New firefighting airplanes helping DNR combat outbreak of wildfires
By Robb Jeffries
Dozens of wildfires have local and regional firefighters in full alert across the state. Ron Stoffel, the DNR’s wildfire suppression supervisor, estimated his department responded to “about 50 or 60” different wildfires across the state Thursday alone, with the six new FireBoss airplanes helping combat 15 of those fires.
“Yesterday was a real snappy day for us statewide with wildfires,” he said.
Gov. Mark Dayton signed Friday an emergency executive order directing the Minnesota National Guard to join the fight as dry and windy conditions have persisted throughout the week.
Prior to this year, the DNR owned two CL-215 airplanes to combat fires. But it was getting harder to find parts, service and low-lead fuel for the 1950s engines.
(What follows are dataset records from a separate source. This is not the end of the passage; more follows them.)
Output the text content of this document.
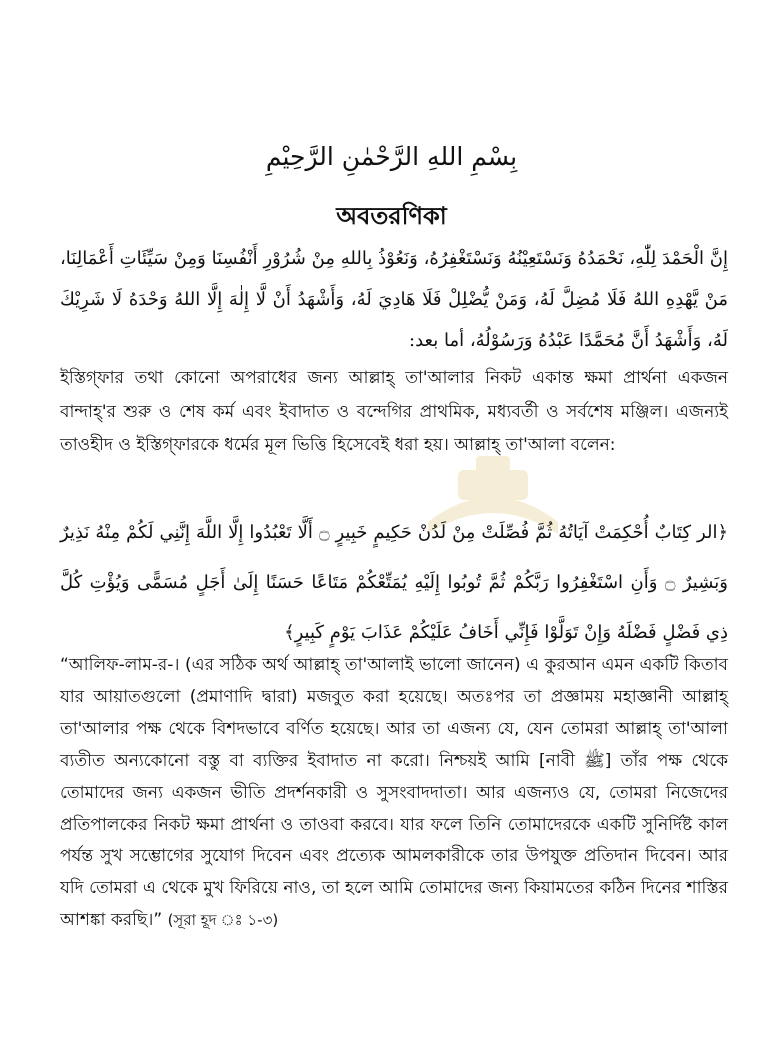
بِسْمِ اللهِ الرَّحْمٰنِ الرَّحِيْمِ
অবতরণিকা
إِنَّ الْحَمْدَ لِلّٰهِ، نَحْمَدُهُ وَنَسْتَعِيْنُهُ وَنَسْتَغْفِرُهُ، وَنَعُوْذُ بِاللهِ مِنْ شُرُوْرِ أَنْفُسِنَا وَمِنْ سَيِّئَاتِ أَعْمَالِنَا، مَنْ يَّهْدِهِ اللهُ فَلَا مُضِلَّ لَهُ، وَمَنْ يُّضْلِلْ فَلَا هَادِيَ لَهُ، وَأَشْهَدُ أَنْ لَّا إِلٰهَ إِلَّا اللهُ وَحْدَهُ لَا شَرِيْكَ لَهُ، وَأَشْهَدُ أَنَّ مُحَمَّدًا عَبْدُهُ وَرَسُوْلُهُ، أما بعد:
ইস্তিগ্‌ফার তথা কোনো অপরাধের জন্য আল্লাহ্‌ তা'আলার নিকট একান্ত ক্ষমা প্রার্থনা একজন বান্দাহ্‌'র শুরু ও শেষ কর্ম এবং ইবাদাত ও বন্দেগির প্রাথমিক, মধ্যবর্তী ও সর্বশেষ মঞ্জিল। এজন্যই তাওহীদ ও ইস্তিগ্‌ফারকে ধর্মের মূল ভিত্তি হিসেবেই ধরা হয়। আল্লাহ্‌ তা'আলা বলেন:
﴿الر كِتَابٌ أُحْكِمَتْ آيَاتُهُ ثُمَّ فُصِّلَتْ مِنْ لَدُنْ حَكِيمٍ خَبِيرٍ ۝ أَلَّا تَعْبُدُوا إِلَّا اللَّهَ إِنَّنِي لَكُمْ مِنْهُ نَذِيرٌ وَبَشِيرٌ ۝ وَأَنِ اسْتَغْفِرُوا رَبَّكُمْ ثُمَّ تُوبُوا إِلَيْهِ يُمَتِّعْكُمْ مَتَاعًا حَسَنًا إِلَىٰ أَجَلٍ مُسَمًّى وَيُؤْتِ كُلَّ ذِي فَضْلٍ فَضْلَهُ وَإِنْ تَوَلَّوْا فَإِنِّي أَخَافُ عَلَيْكُمْ عَذَابَ يَوْمٍ كَبِيرٍ﴾
“আলিফ-লাম-র-। (এর সঠিক অর্থ আল্লাহ্‌ তা'আলাই ভালো জানেন) এ কুরআন এমন একটি কিতাব যার আয়াতগুলো (প্রমাণাদি দ্বারা) মজবুত করা হয়েছে। অতঃপর তা প্রজ্ঞাময় মহাজ্ঞানী আল্লাহ্‌ তা'আলার পক্ষ থেকে বিশদভাবে বর্ণিত হয়েছে। আর তা এজন্য যে, যেন তোমরা আল্লাহ্‌ তা'আলা ব্যতীত অন্যকোনো বস্তু বা ব্যক্তির ইবাদাত না করো। নিশ্চয়ই আমি [নাবী ﷺ] তাঁর পক্ষ থেকে তোমাদের জন্য একজন ভীতি প্রদর্শনকারী ও সুসংবাদদাতা। আর এজন্যও যে, তোমরা নিজেদের প্রতিপালকের নিকট ক্ষমা প্রার্থনা ও তাওবা করবে। যার ফলে তিনি তোমাদেরকে একটি সুনির্দিষ্ট কাল পর্যন্ত সুখ সম্ভোগের সুযোগ দিবেন এবং প্রত্যেক আমলকারীকে তার উপযুক্ত প্রতিদান দিবেন। আর যদি তোমরা এ থেকে মুখ ফিরিয়ে নাও, তা হলে আমি তোমাদের জন্য কিয়ামতের কঠিন দিনের শাস্তির আশঙ্কা করছি।” (সূরা হূদ ঃ ১-৩)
“They were based on technology from World War II,” Stoffel said. “The engines were last manufactured in 1953. They were very good aircraft, but Bombardier, the manufacturer, doesn’t support them anymore.”
That forced the DNR to switch to the smaller, newer FireBoss airplanes.
The department has leased six single-seat FireBoss planes — four with floats built and installed by St. Paul-based Wipaire, two land-based “seats” that must reload water while landed — from Aero Spray for peak fire season. The Appleton, Minn., company provides maintenance and pilots for the aircraft.
The FireBoss airplanes have only a single 800-gallon water tank, compared to the CL-215’s 1,400-gallon capacity.
But Jesse Weaver, an Aero Spray pilot who has flown FireBoss planes for the DNR since the department’s first short-term lease in 2007, said the new planes make up for the lack of capacity in other ways.
“When they’re paired up like they usually are, the FireBosses have more capability,” he said, noting the lighter planes are more nimble and maneuverable than the CL-215s.
The four float planes can refill its water tank by skimming the surface of nearby lakes. The pilots suck up water through two pipes in the floats, which run up to the tank on the belly of the aircraft. It’s all done on the fly, meaning less time between drops than landing to reload.
“When you get down and have the scoops out, there is a lot more drag on the plane,” Weaver said. “But this is a powerful airplane — it has 1,600 horsepower.”
The planes can also be split up to help fight more fires on busy days like Thursday.
“We probably would have gotten to less fires (with the CL-215s) than we did yesterday,” Stoffel said.
Best of all, the DNR estimates it will save about $700,000 in annual contracting costs by making the switch, and could stand to save another $300,000 through sharing the contracting costs with other state agencies.
The flexibility of the FireBoss planes also present a logistical problem for Stoffel, but a good problem to have: The lightweight planes use standard jet fuel and don’t need as much runway to takeoff and land, which opens up many more airfields across the state to the DNR for refueling that agency must now choose where to put them.
“We couldn’t have gotten a CL-215 here, there isn’t enough room for it to land,” he said at the Princeton airport. “Now we have so many choices, it’s tough to pick where we can possibly station them.”
As it stands, there are four permanent bases the DNR will station the fixed-wing, turbopropeller aircraft in Bemidji, Brainerd, Ely and Hibbing.
“They’re really important for fighting fires on the front lines,” Stoffel said. “They are very good at knocking a fire down, but it’s the firefighters on the ground that knock them out.”